#154, Doktor Faustus - Thomas Mann
Bu kitaba başlarken az çok neyle
karşılaşacağımı biliyordum. “Faust” ya da “ruhunu şeytana satan adam” fikri
daha önce duyduğum bir şeydi. Her ne kadar Goethe’nin bu adlı ünlü kitabından
haberdar olsam da, Thomas Mann’ın Faust’unu daha önce okumuş oldum.
Kitap bir biyografiymişçesine yazılmıştı.
Besteci Adrian Leverkühn’ün çocukluktan beri en yakın arkadaşı olan Filolog
Doktor Serenus Zeitblom’ın gözünden anlatılan bir kitaptı. Adrian birkaç yıl önce
ölmüştür ve Serenus onun hayatını anlatmaya karar vermiştir. Serenus önce
kendini ve ailesini anlatarak kitaba başlar, sonra da Adrian’ın ailesini
anlatarak devam eder. Adrian aslında Serenus’tan birkaç yaş küçüktür ama hızlı
öğrenme yeteneği sayesinde evde öğrenim hayatı sonlanmış, Serenus’la aynı sınıfta
okula gitmeye başlamıştır. Okulda çok kötü bir öğrencidir. O zamanlar yanında
kaldığı amcası bir gün Adrian’ın müziğe olan yeteneğini fark eder, piyanist/müzik
bilimci Kretzschmar’dan ders almasını sağlar.

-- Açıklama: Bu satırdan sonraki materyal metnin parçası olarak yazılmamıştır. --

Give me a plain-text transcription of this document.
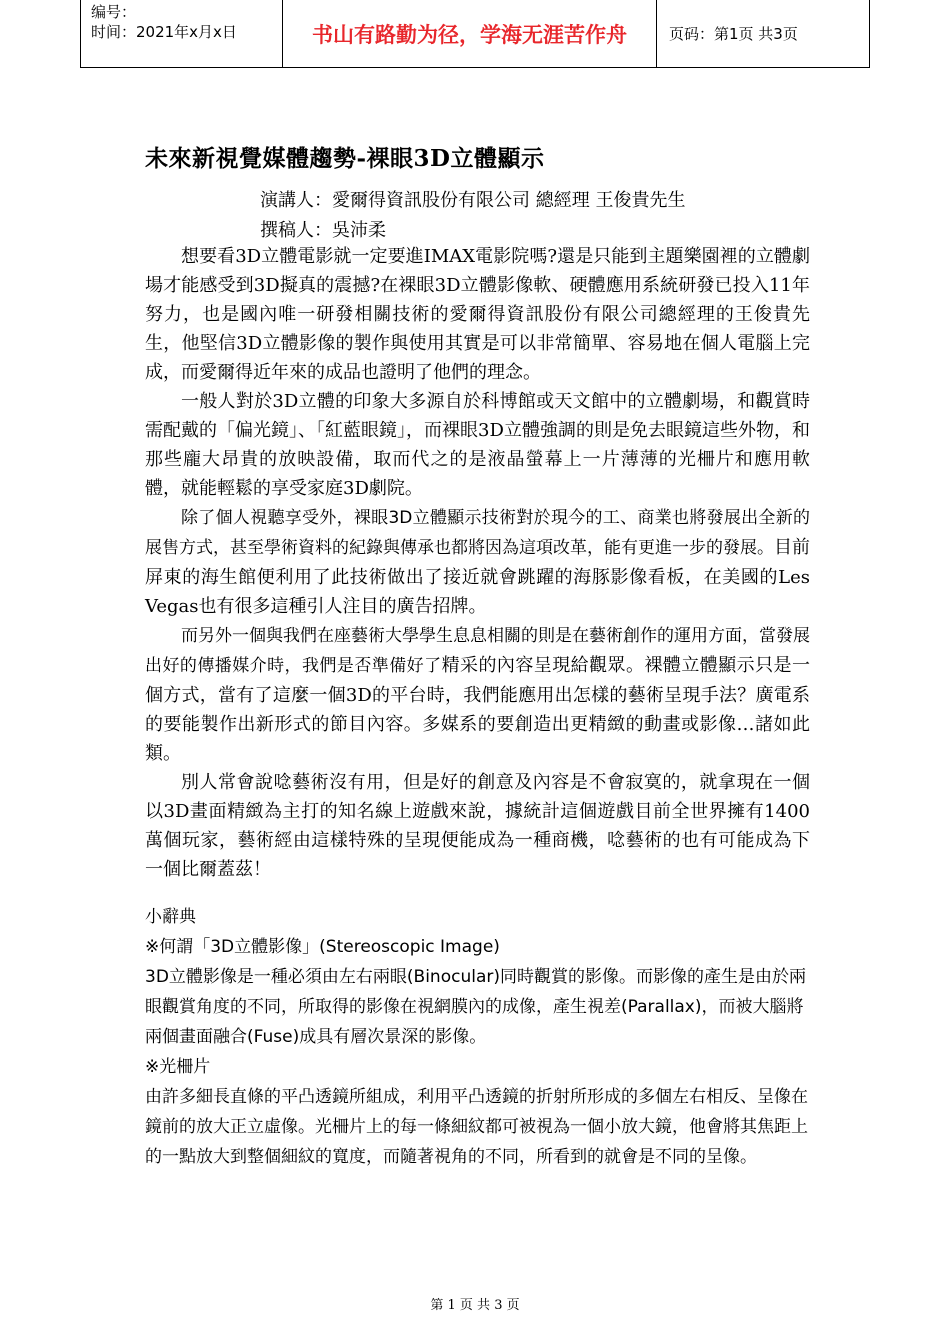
编号：
时间：2021年x月x日	书山有路勤为径，学海无涯苦作舟	页码：第1页 共3页
未來新視覺媒體趨勢-裸眼3D立體顯示
演講人：愛爾得資訊股份有限公司 總經理 王俊貴先生
撰稿人：吳沛柔

想要看3D立體電影就一定要進IMAX電影院嗎?還是只能到主題樂園裡的立體劇場才能感受到3D擬真的震撼?在裸眼3D立體影像軟、硬體應用系統研發已投入11年努力，也是國內唯一研發相關技術的愛爾得資訊股份有限公司總經理的王俊貴先生，他堅信3D立體影像的製作與使用其實是可以非常簡單、容易地在個人電腦上完成，而愛爾得近年來的成品也證明了他們的理念。

一般人對於3D立體的印象大多源自於科博館或天文館中的立體劇場，和觀賞時需配戴的「偏光鏡」、「紅藍眼鏡」，而裸眼3D立體強調的則是免去眼鏡這些外物，和那些龐大昂貴的放映設備，取而代之的是液晶螢幕上一片薄薄的光柵片和應用軟體，就能輕鬆的享受家庭3D劇院。

除了個人視聽享受外，裸眼3D立體顯示技術對於現今的工、商業也將發展出全新的展售方式，甚至學術資料的紀錄與傳承也都將因為這項改革，能有更進一步的發展。目前屏東的海生館便利用了此技術做出了接近就會跳躍的海豚影像看板，在美國的Les Vegas也有很多這種引人注目的廣告招牌。

而另外一個與我們在座藝術大學學生息息相關的則是在藝術創作的運用方面，當發展出好的傳播媒介時，我們是否準備好了精采的內容呈現給觀眾。裸體立體顯示只是一個方式，當有了這麼一個3D的平台時，我們能應用出怎樣的藝術呈現手法？廣電系的要能製作出新形式的節目內容。多媒系的要創造出更精緻的動畫或影像…諸如此類。

別人常會說唸藝術沒有用，但是好的創意及內容是不會寂寞的，就拿現在一個以3D畫面精緻為主打的知名線上遊戲來說，據統計這個遊戲目前全世界擁有1400萬個玩家，藝術經由這樣特殊的呈現便能成為一種商機，唸藝術的也有可能成為下一個比爾蓋茲！

小辭典

※何謂「3D立體影像」(Stereoscopic Image)

3D立體影像是一種必須由左右兩眼(Binocular)同時觀賞的影像。而影像的產生是由於兩眼觀賞角度的不同，所取得的影像在視網膜內的成像，產生視差(Parallax)，而被大腦將兩個畫面融合(Fuse)成具有層次景深的影像。

※光柵片

由許多細長直條的平凸透鏡所組成，利用平凸透鏡的折射所形成的多個左右相反、呈像在鏡前的放大正立虛像。光柵片上的每一條細紋都可被視為一個小放大鏡，他會將其焦距上的一點放大到整個細紋的寬度，而隨著視角的不同，所看到的就會是不同的呈像。

第 1 页 共 3 页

Sonrasında Serenus ve Adrian Halle’deki okula başlarlar. Adrian teoloji/ilahiyat okumaktadır. Serenus da Adrian’ın bazı derslerine birlikte girdiğinden, ikili “şeytan ve diğer doğaüstü varlıklar” ve “bu varlıkların insanlarla etkileşimleri” üzerine konuşmalar da dinlerler. Adrian metafizik, sayı mistisizmi ve müzikal harmoniyle ilgilenmektedir. Dördüncü dönemin başlarında, diğer öğrenciler arasında geçen siyasal tartışmalar ışığında, Serenus Adrian’ın yakında okulu bırakacağı hissine kapılır. 1905 kış dönemi başlamadan Adrian, Leipzig’deki Kretzschmar’ın yanına gidip müzik ve felsefeyle ilgilenmeye başlar.

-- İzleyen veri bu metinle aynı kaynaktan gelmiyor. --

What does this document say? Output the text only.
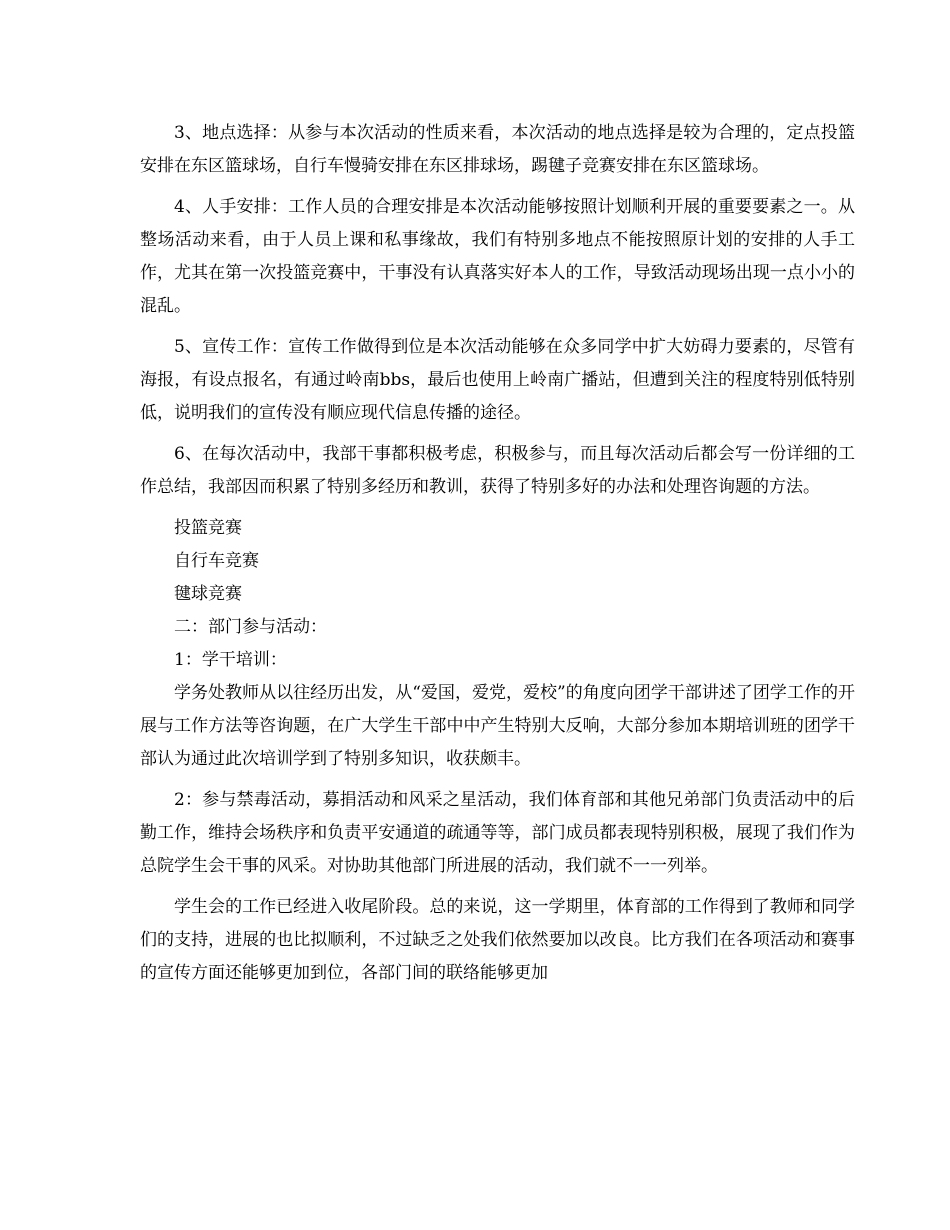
3、地点选择：从参与本次活动的性质来看，本次活动的地点选择是较为合理的，定点投篮安排在东区篮球场，自行车慢骑安排在东区排球场，踢毽子竞赛安排在东区篮球场。

4、人手安排：工作人员的合理安排是本次活动能够按照计划顺利开展的重要要素之一。从整场活动来看，由于人员上课和私事缘故，我们有特别多地点不能按照原计划的安排的人手工作，尤其在第一次投篮竞赛中，干事没有认真落实好本人的工作，导致活动现场出现一点小小的混乱。

5、宣传工作：宣传工作做得到位是本次活动能够在众多同学中扩大妨碍力要素的，尽管有海报，有设点报名，有通过岭南bbs，最后也使用上岭南广播站，但遭到关注的程度特别低特别低，说明我们的宣传没有顺应现代信息传播的途径。

6、在每次活动中，我部干事都积极考虑，积极参与，而且每次活动后都会写一份详细的工作总结，我部因而积累了特别多经历和教训，获得了特别多好的办法和处理咨询题的方法。

投篮竞赛

自行车竞赛

毽球竞赛

二：部门参与活动：

1：学干培训：

学务处教师从以往经历出发，从“爱国，爱党，爱校”的角度向团学干部讲述了团学工作的开展与工作方法等咨询题，在广大学生干部中中产生特别大反响，大部分参加本期培训班的团学干部认为通过此次培训学到了特别多知识，收获颇丰。

2：参与禁毒活动，募捐活动和风采之星活动，我们体育部和其他兄弟部门负责活动中的后勤工作，维持会场秩序和负责平安通道的疏通等等，部门成员都表现特别积极，展现了我们作为总院学生会干事的风采。对协助其他部门所进展的活动，我们就不一一列举。

学生会的工作已经进入收尾阶段。总的来说，这一学期里，体育部的工作得到了教师和同学们的支持，进展的也比拟顺利，不过缺乏之处我们依然要加以改良。比方我们在各项活动和赛事的宣传方面还能够更加到位，各部门间的联络能够更加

1912’de Serenus, Adrian ve Schildknapp’ın
Palestrina’da yaşadıkları yeri ziyarete gider. Sonrasında da Adrian’ın kendi
yazdığı notları kitaba ekler. Bu notların 1912’deki o ziyaretten hemen önce
olduğundan emindir. Adrian “şeytan”ı görmüş, onunla konuşmuştur. Şeytanın
söylediğine göre; yirmi dört yıllığına Adrian’a inanılmaz bir yetenek
bahşedilecektir, cehennemin tüm imkanları Adrian’ın imkanına sunulacaktır.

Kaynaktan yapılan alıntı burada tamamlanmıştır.